Since my wife has returned, I can’t really listen to that while she’s around. She expects, y’know, conversations and stuff. So now I have maybe 30 minutes or less while doing the dishes at night.
And I was also the lucky recipient of a copy of another Kenneth Harl lecture from The Teaching Company, this time on Rome and the Barbarians. After finding Professor Harl’s Viking lectures, I talked a lot about how much I loved it. A kind, kind listener (thanks David!) sent me a copy of Rome and the Barbarians, and that has taken up ALL my pod-listening time.
When I get back to work in October (parental leave is a wonderful socialist invention!), I’ll have that commute and listening time again. Until then, I’ve got very little love for podcasts.
Sorry gang. I love you all, but family (and the stability of my marriage) comes first. Oh, and so does Professor Harl.
When I get more time, I’ll post another advice to aspiring novelists. Don’t hold your breath.
According to Air Canada, my wife and littlest girl made it to Vancouver okay. They’re going to have about a two hour wait for the next flight, the one that takes them to South Korea.
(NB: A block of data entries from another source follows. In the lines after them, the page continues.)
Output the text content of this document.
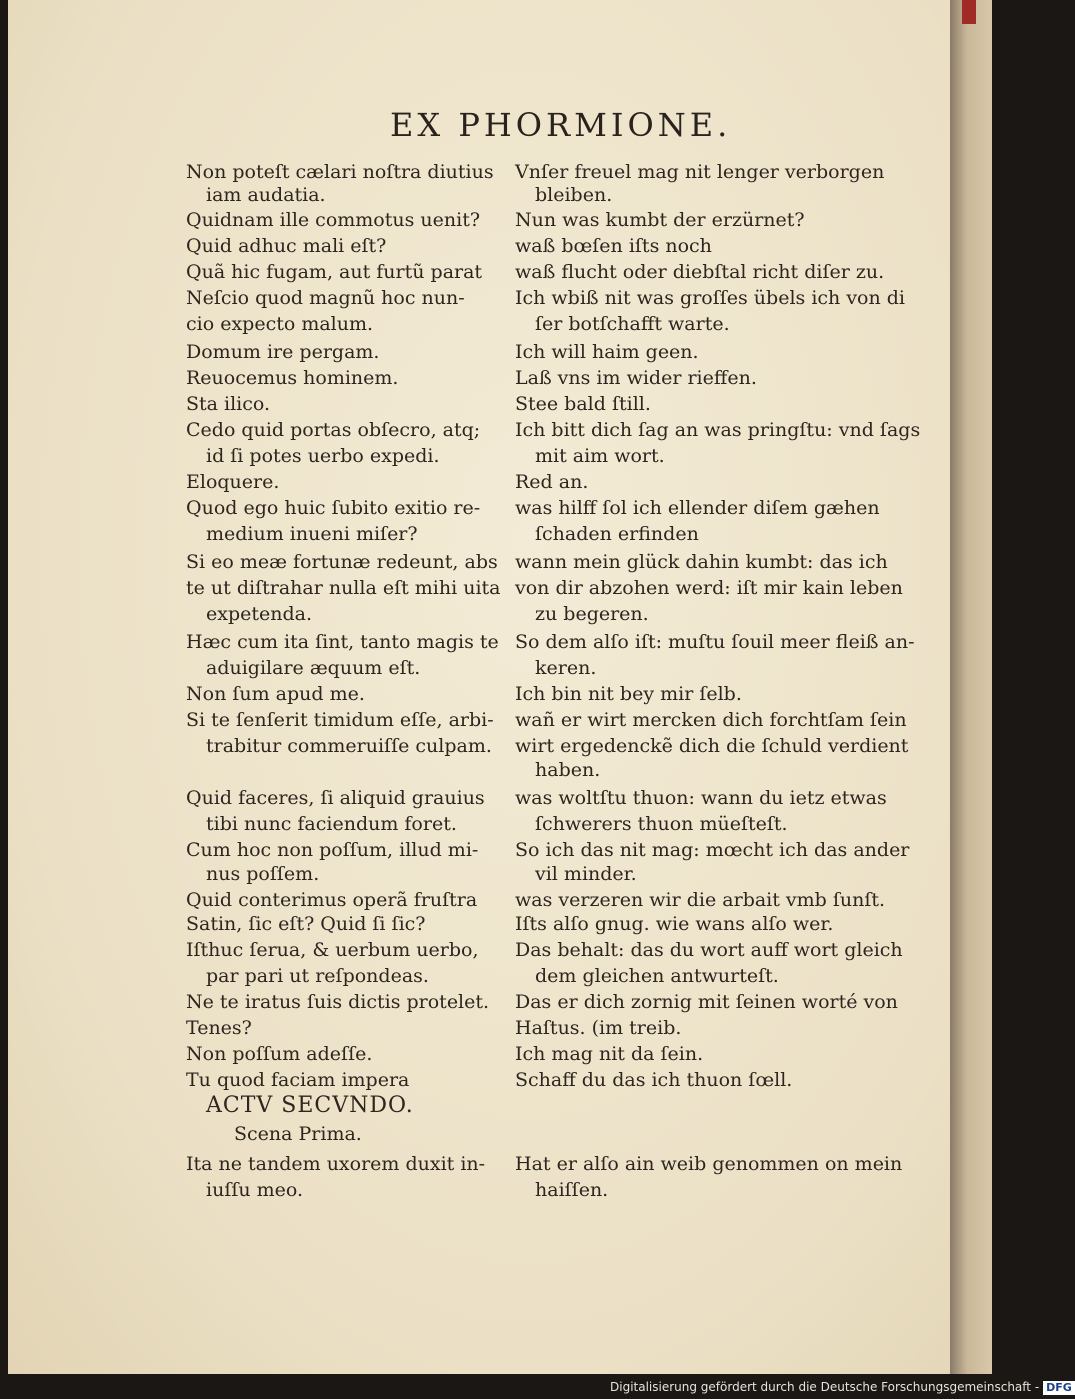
EX PHORMIONE.
Non poteſt cælari noſtra diutius
iam audatia.
Quidnam ille commotus uenit?
Quid adhuc mali eſt?
Quã hic fugam, aut furtũ parat
Neſcio quod magnũ hoc nun-
cio expecto malum.
Domum ire pergam.
Reuocemus hominem.
Sta ilico.
Cedo quid portas obſecro, atq;
id ſi potes uerbo expedi.
Eloquere.
Quod ego huic ſubito exitio re-
medium inueni miſer?
Si eo meæ fortunæ redeunt, abs
te ut diſtrahar nulla eſt mihi uita
expetenda.
Hæc cum ita ſint, tanto magis te
aduigilare æquum eſt.
Non ſum apud me.
Si te ſenſerit timidum eſſe, arbi-
trabitur commeruiſſe culpam.
Quid faceres, ſi aliquid grauius
tibi nunc faciendum foret.
Cum hoc non poſſum, illud mi-
nus poſſem.
Quid conterimus operã fruſtra
Satin, ſic eſt? Quid ſi ſic?
Iſthuc ſerua, & uerbum uerbo,
par pari ut reſpondeas.
Ne te iratus ſuis dictis protelet.
Tenes?
Non poſſum adeſſe.
Tu quod faciam impera
ACTV SECVNDO.
Scena Prima.
Ita ne tandem uxorem duxit in-
iuſſu meo.
Vnſer freuel mag nit lenger verborgen
bleiben.
Nun was kumbt der erzürnet?
waß bœſen iſts noch
waß flucht oder diebſtal richt diſer zu.
Ich wbiß nit was groſſes übels ich von di
ſer botſchafft warte.
Ich will haim geen.
Laß vns im wider rieffen.
Stee bald ſtill.
Ich bitt dich ſag an was pringſtu: vnd ſags
mit aim wort.
Red an.
was hilff ſol ich ellender diſem gæhen
ſchaden erfinden
wann mein glück dahin kumbt: das ich
von dir abzohen werd: iſt mir kain leben
zu begeren.
So dem alſo iſt: muſtu ſouil meer fleiß an-
keren.
Ich bin nit bey mir ſelb.
wañ er wirt mercken dich forchtſam ſein
wirt ergedenckẽ dich die ſchuld verdient
haben.
was woltſtu thuon: wann du ietz etwas
ſchwerers thuon müeſteſt.
So ich das nit mag: mœcht ich das ander
vil minder.
was verzeren wir die arbait vmb ſunſt.
Iſts alſo gnug. wie wans alſo wer.
Das behalt: das du wort auff wort gleich
dem gleichen antwurteſt.
Das er dich zornig mit ſeinen worté von
Haſtus. (im treib.
Ich mag nit da ſein.
Schaff du das ich thuon ſœll.
Hat er alſo ain weib genommen on mein
haiſſen.
Digitalisierung gefördert durch die Deutsche Forschungsgemeinschaft - DFG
I won’t see either of them–except maybe over Skype–until June 20. This does not make me happy.
I didn’t realize how not happy this would make me until I got home. It really hit me when I came home with my two and a half year-old Princess. The place was empty. The silence, which usually doesn’t bother me and which I often crave, was oppressive.
The Princess and I were heading out again, because I want to keep the Princess busy, both for her sake and mine. I was feeling really crappy, so I asked her for a hug. She looked at me–very serious–and said–in a very worried tone: “Are you going somewhere, daddy?”
I will admit that I cried. It really got to me. I told her that I wasn’t going anywhere, and that I never would go anywhere without her. I handed in my dude card right then and collected my dad card.*
My wife had to go. Her dad has cancer and hasn’t got long to live. We were just in Korea in October of last year, and we had decided we weren’t going to spend the money for the whole family to go. Now that the Princess is over two, we would have to pay for a seat. We do have the money, but we also have a mortgage, car payments, various saving plans, and we also intend on sending money to Korea to help my wife’s mother. All that considered, it seemed prudent that not all of us go.
My youngest daughter, Smiley McDroolsalot (not her real name), was going with her mom because it was basically free, and because Smiley is still breast-feeding. I’m pretty much useless in that field. So not only is my wife gone, but so is Smiley. Her stuff is still all around the house, awaiting her return. I get a little pain in the chest when I see it and realize I won’t see her again for four weeks.
Why am I sharing this all with you? Because it’s really weighing me down right now. I didn’t know how badly I would miss them. Being out of the home is a little bit better, but even there I can’t help but miss them both.
People keep saying the time will go fast. It better. I’m about ready to drop 5K to get tickets and head over there tomorrow!
* Joe kindly pointed out that “a dude card is printed on the back of your dad card.” He is a wise man.